BIG BROTHER, BIG SISTER

chronique
D’après tous les sondages, la phrase la plus débitée par les utilisateurs de téléphones mobiles est : « Où t’es ? » Non content de joindre à tout moment leur correspondant grâce à ces appareils maudits, ils exigent désormais de contrôler sa vie privée. La caméra cachée est aujourd’hui partout à nous traquer. George Orwell, réveillez-vous, Big Brother est devenu fou !
Le bracelet électronique va donner à tous ces inquisiteurs en puissance un nouveau moyen de se déchaîner. Le portable, malgré ses avantages, laisse largement insatisfait le macho moyen type « Ma femme s’appelle revient ! » Car il a beau être en mesure d’appeler sa chérie à tout moment, de l’interroger sur l’endroit où elle se trouve, en compagnie de qui et dans quelle position, rien ne prouve que la vérité sort de son Nokia.

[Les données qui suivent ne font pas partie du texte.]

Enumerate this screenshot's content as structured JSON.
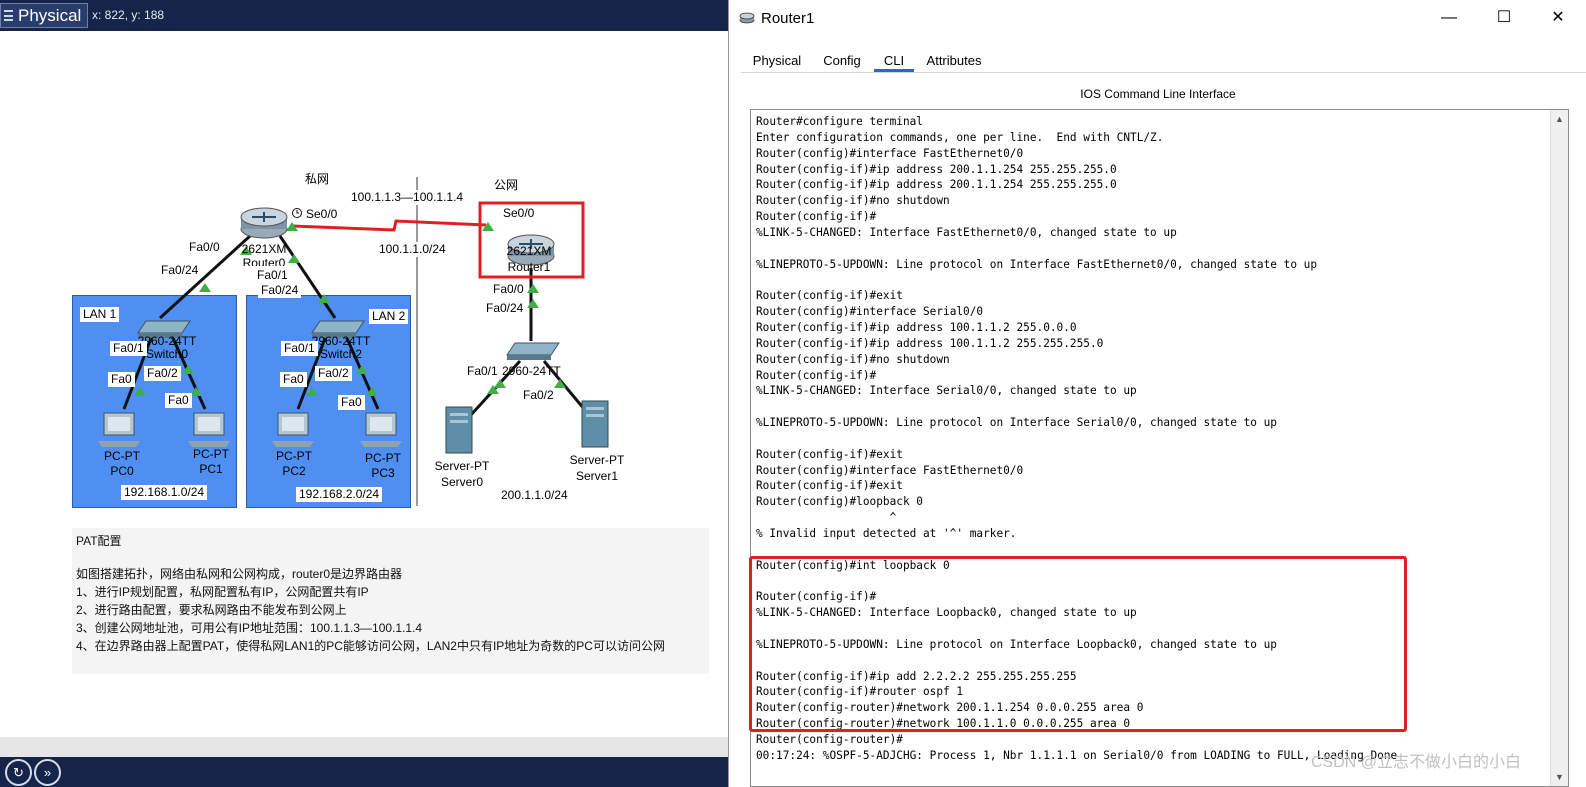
{
  "workspace": {
    "mode_tab": "Physical",
    "coords": "x: 822, y: 188",
    "region_private": "私网",
    "region_public": "公网",
    "pool_range": "100.1.1.3—100.1.1.4",
    "wan_net": "100.1.1.0/24",
    "router0": {
      "model": "2621XM",
      "name": "Router0",
      "serial": "Se0/0",
      "fa00": "Fa0/0",
      "fa01": "Fa0/1",
      "fa00_net": "Fa0/24",
      "fa01_net": "Fa0/24"
    },
    "router1": {
      "model": "2621XM",
      "name": "Router1",
      "serial": "Se0/0",
      "fa00": "Fa0/0",
      "fa00_net": "Fa0/24"
    },
    "lan1": {
      "name": "LAN 1",
      "switch": "2960-24TT Switch0",
      "sw_fa01": "Fa0/1",
      "sw_fa02": "Fa0/2",
      "pc0": {
        "type": "PC-PT",
        "name": "PC0",
        "port": "Fa0"
      },
      "pc1": {
        "type": "PC-PT",
        "name": "PC1",
        "port": "Fa0"
      },
      "subnet": "192.168.1.0/24"
    },
    "lan2": {
      "name": "LAN 2",
      "switch": "2960-24TT Switch2",
      "sw_fa01": "Fa0/1",
      "sw_fa02": "Fa0/2",
      "pc2": {
        "type": "PC-PT",
        "name": "PC2",
        "port": "Fa0"
      },
      "pc3": {
        "type": "PC-PT",
        "name": "PC3",
        "port": "Fa0"
      },
      "subnet": "192.168.2.0/24"
    },
    "public_lan": {
      "switch": "2960-24TT",
      "sw_fa01": "Fa0/1",
      "sw_fa02": "Fa0/2",
      "server0": {
        "type": "Server-PT",
        "name": "Server0"
      },
      "server1": {
        "type": "Server-PT",
        "name": "Server1"
      },
      "subnet": "200.1.1.0/24"
    },
    "note": {
      "title": "PAT配置",
      "lines": [
        "如图搭建拓扑，网络由私网和公网构成，router0是边界路由器",
        "1、进行IP规划配置，私网配置私有IP，公网配置共有IP",
        "2、进行路由配置，要求私网路由不能发布到公网上",
        "3、创建公网地址池，可用公有IP地址范围：100.1.1.3—100.1.1.4",
        "4、在边界路由器上配置PAT，使得私网LAN1的PC能够访问公网，LAN2中只有IP地址为奇数的PC可以访问公网"
      ]
    },
    "colors": {
      "lan_fill": "#4f8ff2",
      "link_up": "#3cb043",
      "highlight": "#e02020",
      "bar": "#15254a"
    }
  },
  "window": {
    "title": "Router1",
    "tabs": [
      "Physical",
      "Config",
      "CLI",
      "Attributes"
    ],
    "active_tab": "CLI",
    "cli_title": "IOS Command Line Interface",
    "terminal_lines": [
      "Router#configure terminal",
      "Enter configuration commands, one per line.  End with CNTL/Z.",
      "Router(config)#interface FastEthernet0/0",
      "Router(config-if)#ip address 200.1.1.254 255.255.255.0",
      "Router(config-if)#ip address 200.1.1.254 255.255.255.0",
      "Router(config-if)#no shutdown",
      "Router(config-if)#",
      "%LINK-5-CHANGED: Interface FastEthernet0/0, changed state to up",
      "",
      "%LINEPROTO-5-UPDOWN: Line protocol on Interface FastEthernet0/0, changed state to up",
      "",
      "Router(config-if)#exit",
      "Router(config)#interface Serial0/0",
      "Router(config-if)#ip address 100.1.1.2 255.0.0.0",
      "Router(config-if)#ip address 100.1.1.2 255.255.255.0",
      "Router(config-if)#no shutdown",
      "Router(config-if)#",
      "%LINK-5-CHANGED: Interface Serial0/0, changed state to up",
      "",
      "%LINEPROTO-5-UPDOWN: Line protocol on Interface Serial0/0, changed state to up",
      "",
      "Router(config-if)#exit",
      "Router(config)#interface FastEthernet0/0",
      "Router(config-if)#exit",
      "Router(config)#loopback 0",
      "                    ^",
      "% Invalid input detected at '^' marker.",
      "",
      "Router(config)#int loopback 0",
      "",
      "Router(config-if)#",
      "%LINK-5-CHANGED: Interface Loopback0, changed state to up",
      "",
      "%LINEPROTO-5-UPDOWN: Line protocol on Interface Loopback0, changed state to up",
      "",
      "Router(config-if)#ip add 2.2.2.2 255.255.255.255",
      "Router(config-if)#router ospf 1",
      "Router(config-router)#network 200.1.1.254 0.0.0.255 area 0",
      "Router(config-router)#network 100.1.1.0 0.0.0.255 area 0",
      "Router(config-router)#",
      "00:17:24: %OSPF-5-ADJCHG: Process 1, Nbr 1.1.1.1 on Serial0/0 from LOADING to FULL, Loading Done"
    ],
    "watermark": "CSDN @立志不做小白的小白"
  }
}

Avec le bracelet électronique, plus question de tricher ! Chérie a beau prétendre avec un accent de vérité qui ferait fondre le grand maître de l’Inquisition en personne qu’elle est en train d’acheter des poireaux chez Louis Delhaize, votre ordinateur qui reçoit, analyse et explique le signal envoyé par son bracelet ne s’y trompe pas, lui : chérie se promène quelque part entre le Zoute et le Zwin, zone dans laquelle Internet vous l’a confirmé, il n’y a ni poireaux ni Delhaize.
Testé sur une petite échelle sur quelques condamnés et réservé jusqu’ici aux délinquants, le bracelet va pouvoir prendre la place de feue la ceinture de chasteté, dont la disparition fut si regrettée par la majorité des seigneurs et maîtres. Sa mise sur le marché ne sera pas seulement un bienfait pour la paix des ménages, ce sera aussi une occasion de procurer des ressources insoupçonnées au budget de l’état. Fabriquée pour le ministère de la Justice, le pouvoir fédéral aux abois va, en commercialisant ce bijou, trouver de nouveaux moyens financiers. On peut même se demander si l’obstination mise par le côté lion noir de l’orange bleue à régionaliser la justice ne vient pas de son appétit inavoué pour cette nouvelle et juteuse perspective. On ne voit pas d’autres raisons à couper en deux ce département, idée qui est contraire au bon sens et à l’amélioration de l’efficacité, qui dictent comme on le sait toutes les propositions flamandes dans le poto-poto institutionnel.
Le bracelet sera aussi une source d’inspiration pour nos créateurs qui ont le vent en poupe. Car rien n’empêche d’en fabriquer d’audacieux, de coûteux, serti de diamant ou de rubis, pourquoi pas ? Du moment que ça ne mange pas la puce. Il sera sans doute plus facile de convaincre son épouse si le bijou vient du quartier Dansaert.
Nokia a projeté la Finlande dans l’opulence grâce au téléphone portable. Rêvons que la Belgique connaisse le même succès avec le bracelet électronique.